3 ⭐
A Princess so dark„A Princess so Dark“ setzt die Geschichte um Alethria und Caelan nahtlos fort und führt tiefer in die düstere, konfliktreiche Welt von Luminalis. Die Handlung ist ernster, politisch aufgeladener und emotional ...
„A Princess so Dark“ setzt die Geschichte um Alethria und Caelan nahtlos fort und führt tiefer in die düstere, konfliktreiche Welt von Luminalis. Die Handlung ist ernster, politisch aufgeladener und emotional fordernder als im Vorgängerband. Besonders die innere Zerrissenheit der Charaktere steht im Mittelpunkt – allen voran Alethria, die mit ihrer wachsenden Verantwortung, ihren Zweifeln und den Schatten in sich selbst zu kämpfen hat. Ihre Entwicklung ist nachvollziehbar und glaubwürdig, auch wenn sie an manchen Stellen etwas zurückhaltender wirkt als erwartet.
Caelan bekommt in diesem Band deutlich mehr Tiefe, und seine Vergangenheit sowie sein innerer Zwiespalt werden stärker beleuchtet. Die Verbindung zwischen ihm und Alethria ist weiterhin ein zentrales Element, dieses Mal noch intensiver, aber auch konfliktreicher. Die Dynamik der beiden bleibt spannend, wenn auch nicht ganz so frisch und lebendig wie in Band 1.
Stilistisch bleibt Aspen Skye ihrem poetischen, gefühlvollen Ton treu. Besonders in stillen Momenten gelingt es ihr, Emotionen subtil und eindringlich zu vermitteln. Die großen Themen – Macht, Schuld, Selbstverantwortung – sind gut eingebettet, ohne den Plot zu überfrachten. Auch das Worldbuilding überzeugt erneut durch eine dichte Atmosphäre, klare magische Strukturen und die politische Komplexität, die nun noch stärker in den Vordergrund tritt.

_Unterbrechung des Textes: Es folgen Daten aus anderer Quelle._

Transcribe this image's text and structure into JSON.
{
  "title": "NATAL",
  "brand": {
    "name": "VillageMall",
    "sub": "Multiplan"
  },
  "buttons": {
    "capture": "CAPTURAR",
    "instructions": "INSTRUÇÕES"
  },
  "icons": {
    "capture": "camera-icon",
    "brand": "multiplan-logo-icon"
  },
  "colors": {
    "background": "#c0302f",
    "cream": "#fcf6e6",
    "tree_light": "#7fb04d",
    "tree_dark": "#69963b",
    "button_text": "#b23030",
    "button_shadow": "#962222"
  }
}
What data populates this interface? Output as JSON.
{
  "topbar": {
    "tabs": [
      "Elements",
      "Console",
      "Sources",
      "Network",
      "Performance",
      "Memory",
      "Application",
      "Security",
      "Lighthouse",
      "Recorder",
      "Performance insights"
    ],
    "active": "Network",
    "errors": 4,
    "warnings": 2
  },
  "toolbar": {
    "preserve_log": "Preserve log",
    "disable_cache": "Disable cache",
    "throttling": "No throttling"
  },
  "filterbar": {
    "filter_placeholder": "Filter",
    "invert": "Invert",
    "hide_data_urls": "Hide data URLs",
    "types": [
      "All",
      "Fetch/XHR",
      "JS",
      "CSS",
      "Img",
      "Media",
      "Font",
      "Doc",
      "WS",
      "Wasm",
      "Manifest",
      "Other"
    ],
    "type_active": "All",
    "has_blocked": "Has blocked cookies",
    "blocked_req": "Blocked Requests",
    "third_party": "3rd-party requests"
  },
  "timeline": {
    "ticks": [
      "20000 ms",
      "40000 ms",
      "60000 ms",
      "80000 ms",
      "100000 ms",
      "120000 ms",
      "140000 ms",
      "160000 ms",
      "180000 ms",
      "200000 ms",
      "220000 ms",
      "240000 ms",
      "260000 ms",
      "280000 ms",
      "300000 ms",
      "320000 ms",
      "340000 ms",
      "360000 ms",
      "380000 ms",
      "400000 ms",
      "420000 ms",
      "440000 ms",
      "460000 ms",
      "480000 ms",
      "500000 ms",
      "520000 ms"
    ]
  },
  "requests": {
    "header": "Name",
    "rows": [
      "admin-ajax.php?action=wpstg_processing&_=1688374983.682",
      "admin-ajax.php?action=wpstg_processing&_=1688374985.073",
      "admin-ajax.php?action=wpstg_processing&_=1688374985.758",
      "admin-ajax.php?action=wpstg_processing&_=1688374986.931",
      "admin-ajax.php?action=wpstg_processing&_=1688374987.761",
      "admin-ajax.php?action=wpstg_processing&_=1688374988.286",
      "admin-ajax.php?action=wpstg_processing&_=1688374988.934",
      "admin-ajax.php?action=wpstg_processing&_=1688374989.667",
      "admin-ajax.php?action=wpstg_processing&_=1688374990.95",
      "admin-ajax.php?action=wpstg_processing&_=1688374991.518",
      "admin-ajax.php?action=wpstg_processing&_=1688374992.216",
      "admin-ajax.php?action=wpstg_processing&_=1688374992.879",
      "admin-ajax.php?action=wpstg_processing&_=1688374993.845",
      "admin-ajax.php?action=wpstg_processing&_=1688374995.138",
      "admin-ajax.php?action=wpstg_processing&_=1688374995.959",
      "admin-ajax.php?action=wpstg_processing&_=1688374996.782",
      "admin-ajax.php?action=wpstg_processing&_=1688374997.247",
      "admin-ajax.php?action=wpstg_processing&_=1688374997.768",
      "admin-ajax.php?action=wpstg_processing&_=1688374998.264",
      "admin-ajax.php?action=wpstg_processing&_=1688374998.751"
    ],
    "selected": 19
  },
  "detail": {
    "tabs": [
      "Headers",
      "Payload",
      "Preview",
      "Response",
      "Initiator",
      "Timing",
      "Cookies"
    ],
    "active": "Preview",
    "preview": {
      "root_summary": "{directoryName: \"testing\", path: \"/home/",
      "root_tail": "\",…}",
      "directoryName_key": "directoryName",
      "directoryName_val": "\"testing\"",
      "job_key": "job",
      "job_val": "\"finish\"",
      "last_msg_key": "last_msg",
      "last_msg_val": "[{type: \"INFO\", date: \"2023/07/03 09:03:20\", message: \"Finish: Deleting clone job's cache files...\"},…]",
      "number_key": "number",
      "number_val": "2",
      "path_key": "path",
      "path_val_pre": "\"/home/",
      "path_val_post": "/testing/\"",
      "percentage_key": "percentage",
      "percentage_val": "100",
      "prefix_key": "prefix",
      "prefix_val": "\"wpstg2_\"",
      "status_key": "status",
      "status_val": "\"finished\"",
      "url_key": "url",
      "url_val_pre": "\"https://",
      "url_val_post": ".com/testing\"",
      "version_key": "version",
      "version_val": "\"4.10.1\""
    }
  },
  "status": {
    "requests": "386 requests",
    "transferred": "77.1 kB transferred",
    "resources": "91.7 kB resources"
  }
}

Trotz dieser Stärken wirkte die Handlung stellenweise etwas gedehnt. Manche Entwicklungen brauchen ungewöhnlich lange, um voranzukommen, und nicht jede Szene fühlt sich gleich bedeutungsvoll an. Im Vergleich zum ersten Band fehlt es gelegentlich an der Leichtigkeit und dem mitreißenden Erzählfluss, der mich damals so überzeugt hat. Auch einige Nebencharaktere, obwohl grundsätzlich interessant angelegt, bleiben eher im Hintergrund und bieten wenig neuen Reiz.
Dennoch ist „A Princess so Dark“ ein stimmiger zweiter Band, der nicht nur die Geschichte weiterführt, sondern sie emotional vertieft und inhaltlich erweitert. Wer die Welt und die Charaktere bereits ins Herz geschlossen hat, wird auch hier fündig – selbst wenn das Tempo etwas ruhiger und die Tonlage ernster geworden ist. Eine gelungene Fortsetzung mit kleineren Schwächen, die jedoch Lust auf den nächsten Band macht. Von mir bekommt dieser Band dezente 3 ⭐.
Danke an die Autorin für das Rezensionsexemplar!